W trakcie umorzonego w 2012 roku śledztwa dotyczącego zaginięcia 19-latki przesłuchano ok. 300 świadków. Już w czasie śledztwa co najmniej dwukrotnie przeszukano plaże i wydmy oraz pas nadmorski w okolicach, w których ostatnio była widziana. Sprawdzono m.in. stawy i studzienki kanalizacyjne. Przeszukano miejsca wskazane przez jasnowidzów, którzy skontaktowali się z policją lub rodziną zaginionej.

Sprawa zaginięcia Iwony Wieczorek prowadzona jest od marca 2019 roku w tzw. Archiwum X, działającym w Małopolskim Wydziale Zamiejscowym Departamentu do Spraw Przestępczości Zorganizowanej i Korupcji Prokuratury Krajowej w Krakowie. Do analizy zebranych materiałów wykorzystano nowe, najnowocześniejsze środki, co pozwoliło inaczej spojrzeć na dowody. Korzystano też z pomocy tzw. profilerów. Z naszych ustaleń wynika, że w tym śledztwie w najbliższym czasie jeszcze się wiele wydarzy.

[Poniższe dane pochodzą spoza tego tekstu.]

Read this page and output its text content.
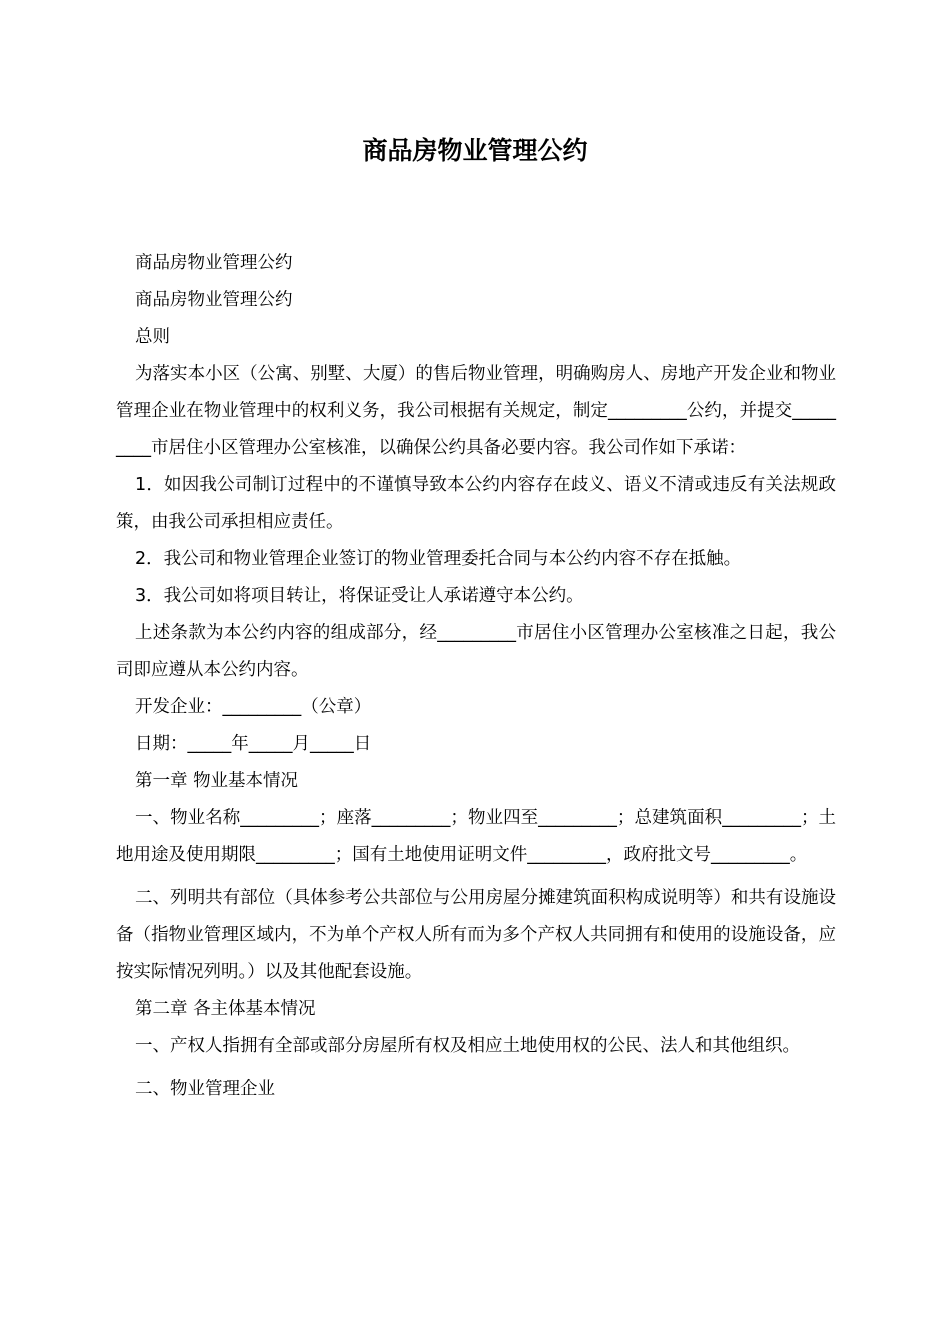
商品房物业管理公约

商品房物业管理公约

商品房物业管理公约

总则

为落实本小区（公寓、别墅、大厦）的售后物业管理，明确购房人、房地产开发企业和物业管理企业在物业管理中的权利义务，我公司根据有关规定，制定_________公约，并提交_________市居住小区管理办公室核准，以确保公约具备必要内容。我公司作如下承诺：

1．如因我公司制订过程中的不谨慎导致本公约内容存在歧义、语义不清或违反有关法规政策，由我公司承担相应责任。

2．我公司和物业管理企业签订的物业管理委托合同与本公约内容不存在抵触。

3．我公司如将项目转让，将保证受让人承诺遵守本公约。

上述条款为本公约内容的组成部分，经_________市居住小区管理办公室核准之日起，我公司即应遵从本公约内容。

开发企业：_________（公章）

日期：_____年_____月_____日

第一章 物业基本情况

一、物业名称_________；座落_________；物业四至_________；总建筑面积_________；土地用途及使用期限_________；国有土地使用证明文件_________，政府批文号_________。

二、列明共有部位（具体参考公共部位与公用房屋分摊建筑面积构成说明等）和共有设施设备（指物业管理区域内，不为单个产权人所有而为多个产权人共同拥有和使用的设施设备，应按实际情况列明。）以及其他配套设施。

第二章 各主体基本情况

一、产权人指拥有全部或部分房屋所有权及相应土地使用权的公民、法人和其他组织。

二、物业管理企业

Policja opublikowała nagranie

O sprawie zaginięcia Iwony Wieczorek znów zrobiło się głośno na początku grudnia. Policja opublikowała wówczas w mediach społecznościowych nagranie, na którym widać mężczyznę, który szedł za Iwoną Wieczorek w noc jej zaginięcia w lipcu 2010 roku. 

Funkcjonariuszom udało się ustalić dokładny wizerunek mężczyzny. Mundurowi apelowali wówczas, aby osoby posiadające wiedzę na temat mężczyzny z nagrania kontaktowały się z policją.

Szybko do warszawskich policjantów zgłosił się sam mężczyzna z filmu. Był to 58-latek z Chorzowa. Po przesłuchaniu został zwolniony.